よって本発明は従来の問題点を一掃した梱包装置の運転方法として、産業の発展に寄与するところは極めて大である。
【図面の簡単な説明】
【図1】本発明の実施の形態を示す正面図である。
【図2】シャトルの概略を示す正面図である。
【図3】 (a) は被包装物の各場所における包装フィルムの縮み代を示すグラフ、(b) は各測定点を示す図である。
【符号の説明】
1 ループ体
2 シャトル
3 クレードルロール
F 包装フィルム
S センサー
W 被包装物
Claims (3)
- 包装フィルムの供給手段を備えたシャトルが無限軌道上を周回走行する間に、クレードルロールに支持させてある鋼板巻回コイルの筒孔を貫通するようにして、このシャトルの走行により鋼板巻回コイルの外表面のみならず筒孔面をも包装フィルムで梱包するようにした梱包装置の運転方法において、前記シャトルの走行速度が、鋼板巻回コイルの外周を走行する際には運転速度が200m/min以上の高速運転となり、鋼板巻回コイルの筒孔を貫通する際には筒孔面の入側および出側において包装フィルムが切断されるのを防止するよう前記高速運転速度の70%以下の低速運転となるように制御して周回走行するようにしたことを特徴とする梱包装置の運転方法。

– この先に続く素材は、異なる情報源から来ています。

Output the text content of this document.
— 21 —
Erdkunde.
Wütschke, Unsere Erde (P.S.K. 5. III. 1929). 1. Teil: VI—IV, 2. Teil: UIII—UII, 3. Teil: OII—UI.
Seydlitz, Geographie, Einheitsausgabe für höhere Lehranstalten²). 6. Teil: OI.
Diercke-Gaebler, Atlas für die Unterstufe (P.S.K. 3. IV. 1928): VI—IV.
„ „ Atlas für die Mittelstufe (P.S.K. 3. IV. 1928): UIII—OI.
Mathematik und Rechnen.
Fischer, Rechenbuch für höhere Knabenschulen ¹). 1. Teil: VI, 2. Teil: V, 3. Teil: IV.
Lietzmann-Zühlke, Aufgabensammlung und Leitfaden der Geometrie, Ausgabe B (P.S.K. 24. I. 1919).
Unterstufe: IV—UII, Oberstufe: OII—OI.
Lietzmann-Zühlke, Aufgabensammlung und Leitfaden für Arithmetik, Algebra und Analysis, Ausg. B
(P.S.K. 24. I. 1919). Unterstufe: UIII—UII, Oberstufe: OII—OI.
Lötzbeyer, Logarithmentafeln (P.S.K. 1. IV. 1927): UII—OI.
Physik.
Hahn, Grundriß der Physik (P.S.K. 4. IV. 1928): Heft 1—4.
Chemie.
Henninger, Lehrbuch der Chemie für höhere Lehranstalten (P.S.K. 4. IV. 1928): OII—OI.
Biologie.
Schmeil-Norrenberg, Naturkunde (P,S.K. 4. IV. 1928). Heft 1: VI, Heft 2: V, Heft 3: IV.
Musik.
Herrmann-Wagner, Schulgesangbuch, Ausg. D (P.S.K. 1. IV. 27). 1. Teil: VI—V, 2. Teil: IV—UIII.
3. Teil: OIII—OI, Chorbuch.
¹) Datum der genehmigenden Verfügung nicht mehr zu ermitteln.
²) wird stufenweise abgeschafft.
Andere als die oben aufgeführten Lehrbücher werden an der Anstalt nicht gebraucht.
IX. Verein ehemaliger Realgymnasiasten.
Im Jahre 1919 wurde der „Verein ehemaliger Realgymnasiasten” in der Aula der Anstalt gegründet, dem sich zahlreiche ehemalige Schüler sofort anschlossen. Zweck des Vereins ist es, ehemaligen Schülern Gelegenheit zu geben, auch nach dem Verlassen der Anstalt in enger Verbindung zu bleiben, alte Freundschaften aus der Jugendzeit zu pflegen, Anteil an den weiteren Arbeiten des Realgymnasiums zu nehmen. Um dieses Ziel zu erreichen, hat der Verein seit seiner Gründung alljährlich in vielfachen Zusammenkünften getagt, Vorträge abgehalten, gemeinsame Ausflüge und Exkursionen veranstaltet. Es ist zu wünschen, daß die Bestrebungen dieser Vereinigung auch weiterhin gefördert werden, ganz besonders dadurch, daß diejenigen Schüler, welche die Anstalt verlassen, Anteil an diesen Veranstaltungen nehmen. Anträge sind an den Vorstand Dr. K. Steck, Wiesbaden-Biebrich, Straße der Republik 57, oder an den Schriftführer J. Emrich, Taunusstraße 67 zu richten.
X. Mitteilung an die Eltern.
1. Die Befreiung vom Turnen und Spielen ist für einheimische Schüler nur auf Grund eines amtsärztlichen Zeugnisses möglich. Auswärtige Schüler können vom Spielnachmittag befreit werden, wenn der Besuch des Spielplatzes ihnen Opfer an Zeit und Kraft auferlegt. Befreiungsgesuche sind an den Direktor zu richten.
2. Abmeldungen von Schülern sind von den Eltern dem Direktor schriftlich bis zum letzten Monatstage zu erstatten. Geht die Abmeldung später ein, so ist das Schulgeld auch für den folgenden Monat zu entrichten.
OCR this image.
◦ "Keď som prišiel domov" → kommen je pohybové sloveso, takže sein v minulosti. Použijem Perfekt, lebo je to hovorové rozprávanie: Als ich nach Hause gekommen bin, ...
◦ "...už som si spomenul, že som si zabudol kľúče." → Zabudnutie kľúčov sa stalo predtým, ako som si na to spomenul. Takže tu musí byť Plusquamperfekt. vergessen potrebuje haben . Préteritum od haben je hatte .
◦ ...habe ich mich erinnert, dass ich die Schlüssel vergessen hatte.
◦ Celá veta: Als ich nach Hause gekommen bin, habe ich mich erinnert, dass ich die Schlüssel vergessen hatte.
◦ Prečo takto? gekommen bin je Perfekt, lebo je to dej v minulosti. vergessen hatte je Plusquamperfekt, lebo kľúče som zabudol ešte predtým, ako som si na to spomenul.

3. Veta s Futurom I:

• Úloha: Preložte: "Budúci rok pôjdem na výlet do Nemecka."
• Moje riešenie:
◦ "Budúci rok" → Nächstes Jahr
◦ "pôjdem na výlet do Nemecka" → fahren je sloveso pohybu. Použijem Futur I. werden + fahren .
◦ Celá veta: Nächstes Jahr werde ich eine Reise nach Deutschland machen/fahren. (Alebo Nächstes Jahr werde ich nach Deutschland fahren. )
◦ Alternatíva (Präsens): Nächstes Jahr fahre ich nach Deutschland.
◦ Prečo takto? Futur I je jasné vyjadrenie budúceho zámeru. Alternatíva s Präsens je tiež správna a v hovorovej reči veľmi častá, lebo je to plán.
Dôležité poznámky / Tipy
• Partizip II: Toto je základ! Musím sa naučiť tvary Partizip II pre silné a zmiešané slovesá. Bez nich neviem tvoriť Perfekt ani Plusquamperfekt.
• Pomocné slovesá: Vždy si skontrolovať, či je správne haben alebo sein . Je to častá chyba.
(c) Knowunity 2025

- 軌道上にシャトルの位置を検出するセンサーを設置し、このセンサーの出力信号によるタイマー制御でシャトルの走行速度を制御するようにしたことを特徴とする請求項1に記載の梱包装置の運転方法。
- 被包装物を支持するクレードルロールの回転速度を、シャトルの周回速度に連動させて制御するようにしたことを特徴とする請求項1〜2のいずれかに記載の梱包装置の運転方法。